The CDC’s guidance had a caveat: That if a community had substantial, uncontrolled virus transmission, schools and health officials should carefully consider closing schools or keeping them closed.

The guidance didn’t firmly define the threshold. But on Friday, CDC Director Robert Redfield said counties with positivity rates of higher than 5% would be places that might consider keeping schools closed.

“But a majority of the nation right now actually has positivity rates that are less than 5%,” Redfield said during a phone call with reporters. He said he didn’t immediately know precisely how much of the country was under the threshold.

The guidelines point to studies showing that children are not at high risk of severe symptoms from coronavirus, as well as to studies showing younger children may not be important vectors for the spread of the virus.

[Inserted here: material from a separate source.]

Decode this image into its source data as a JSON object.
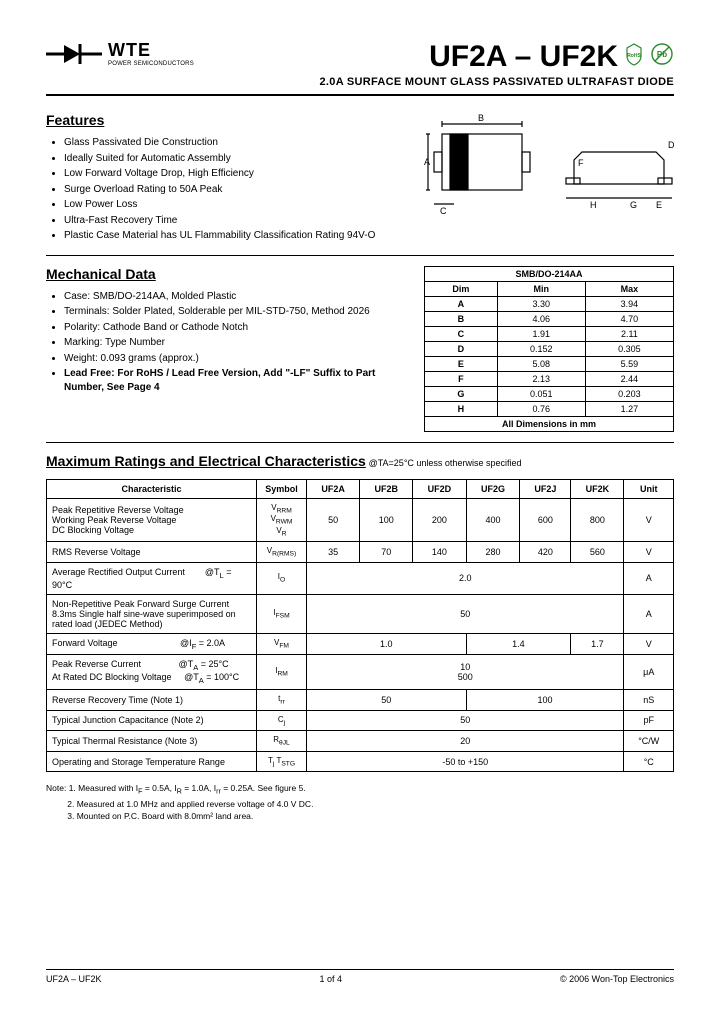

“There’s still a lot to learn about what the prevalence and incidence of infection is in children,” Fauci said.

Fauci added the National Institutes of Health has a study underway that is looking at 2,000 families to find, among other things, how frequently children get infected and if they transmit it to adults. It’s expected to produce results by December, he said.

“Even though we have some information about that, we still need more,” Fauci said.